An unusual gene influenced by parasitic DNA
The regulation of ARG1 is unusual; it is embedded in a second gene, and both genes appear to have been altered by small stretches of mobile DNA called transposable elements.
Transposable elements are like molecular viruses or parasites that live in the genome and are passed down from generation to generation, said Damon Lisch, an associate professor of botany and plant pathology who was involved in the research.
The gene in which ARG1 is embedded is an antisense RNA. Its expression is opposite to ARG1, which results in a situation where the two could interfere with each other, he said.
All sorghum plants have some version of these two genes, but susceptible varieties of sorghum express a lot of the antisense RNA and very little of ARG1, which also appears to encode a nonfunctional protein, he said.
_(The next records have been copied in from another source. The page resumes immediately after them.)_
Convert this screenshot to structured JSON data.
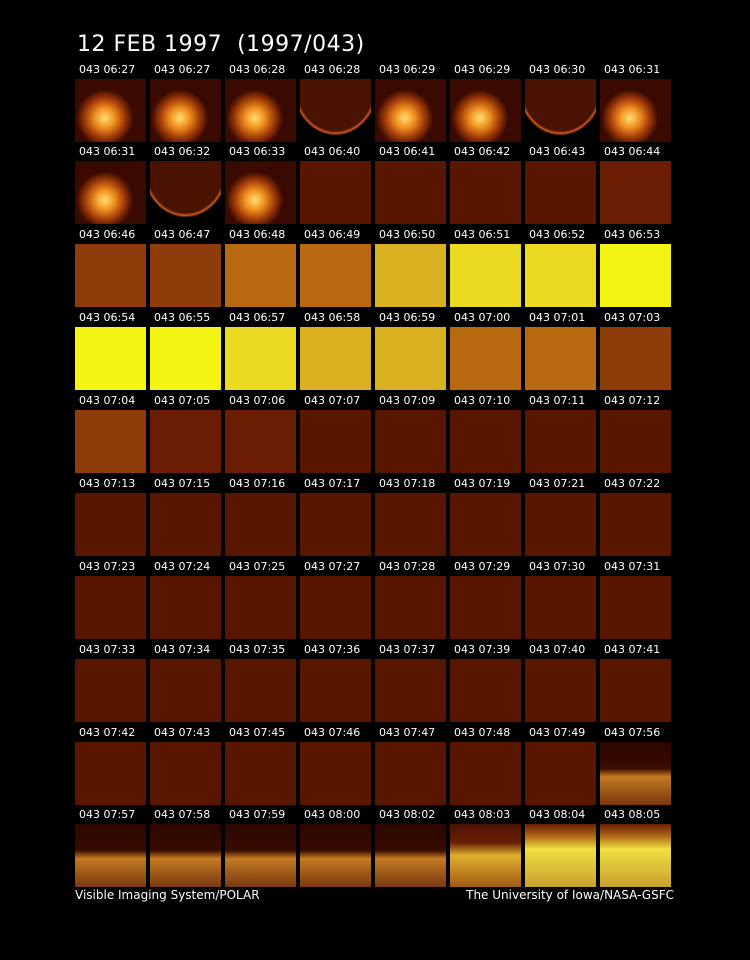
{
  "title": "12 FEB 1997  (1997/043)",
  "rows": [
    [
      "043 06:27",
      "043 06:27",
      "043 06:28",
      "043 06:28",
      "043 06:29",
      "043 06:29",
      "043 06:30",
      "043 06:31"
    ],
    [
      "043 06:31",
      "043 06:32",
      "043 06:33",
      "043 06:40",
      "043 06:41",
      "043 06:42",
      "043 06:43",
      "043 06:44"
    ],
    [
      "043 06:46",
      "043 06:47",
      "043 06:48",
      "043 06:49",
      "043 06:50",
      "043 06:51",
      "043 06:52",
      "043 06:53"
    ],
    [
      "043 06:54",
      "043 06:55",
      "043 06:57",
      "043 06:58",
      "043 06:59",
      "043 07:00",
      "043 07:01",
      "043 07:03"
    ],
    [
      "043 07:04",
      "043 07:05",
      "043 07:06",
      "043 07:07",
      "043 07:09",
      "043 07:10",
      "043 07:11",
      "043 07:12"
    ],
    [
      "043 07:13",
      "043 07:15",
      "043 07:16",
      "043 07:17",
      "043 07:18",
      "043 07:19",
      "043 07:21",
      "043 07:22"
    ],
    [
      "043 07:23",
      "043 07:24",
      "043 07:25",
      "043 07:27",
      "043 07:28",
      "043 07:29",
      "043 07:30",
      "043 07:31"
    ],
    [
      "043 07:33",
      "043 07:34",
      "043 07:35",
      "043 07:36",
      "043 07:37",
      "043 07:39",
      "043 07:40",
      "043 07:41"
    ],
    [
      "043 07:42",
      "043 07:43",
      "043 07:45",
      "043 07:46",
      "043 07:47",
      "043 07:48",
      "043 07:49",
      "043 07:56"
    ],
    [
      "043 07:57",
      "043 07:58",
      "043 07:59",
      "043 08:00",
      "043 08:02",
      "043 08:03",
      "043 08:04",
      "043 08:05"
    ]
  ],
  "footer": {
    "left": "Visible Imaging System/POLAR",
    "right": "The University of Iowa/NASA-GSFC"
  }
}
The disease-resistant version of ARG1 is expressed at a much higher level, encodes a functional protein, and is associated with an antisense RNA gene that is turned down, resulting in less interference.
This is where the transposable elements seem to come into play, Lisch said.
“Insertion of transposable elements is often harmful,” he said. “However, in this case, it appears that the transposable elements have been beneficial by ‘reprogramming’ both genes to optimize resistance to fungal pathogens. In a way, it has fixed a broken system in the plants.
Lisch discovered the transposable elements related to ARG1 when he examined the genome of disease-resistant and susceptible sorghum lines. He studies transposable elements and other mobile DNA, and he enjoys looking for them “for fun” in genomes shared by colleagues.
“Transposable elements are known to be involved in some human and plant diseases, but their involvement in disease resistance is considered uncommon – for now,” he said. “With technological advancements we are able to spot these parasitic strands of DNA within a gene sequence, and we are finding them everywhere.
Combining applied and basic research
The findings may inform other genetic research into sorghum and other plant species, as well as ways to fine-tune gene expression, Mengiste said. The combination of basic and applied research provides rich information. Some will be used now, and some may lead to a future innovation.
“We could have stopped after identifying the ARG1 gene, but we drilled deeper,” he said. “If we hadn’t, we might have thought we could simply fix the protein involved in resistance. Now we have a much greater understanding of the gene’s regulation and additional insight into an emerging field that could become revolutionary to plant science.”
In addition to Mengiste, Ejeta, and Lisch, Purdue research associates Sanghun Lee and Fuyou Fu; postdoctoral research assistants Chao-Jan Liao and Adedayo Adeyanju; and Demeke B. Mewa, a graduate research assistant at the time who is now a postdoctoral researcher at Washington State University, were part of the project team and co-authored the paper.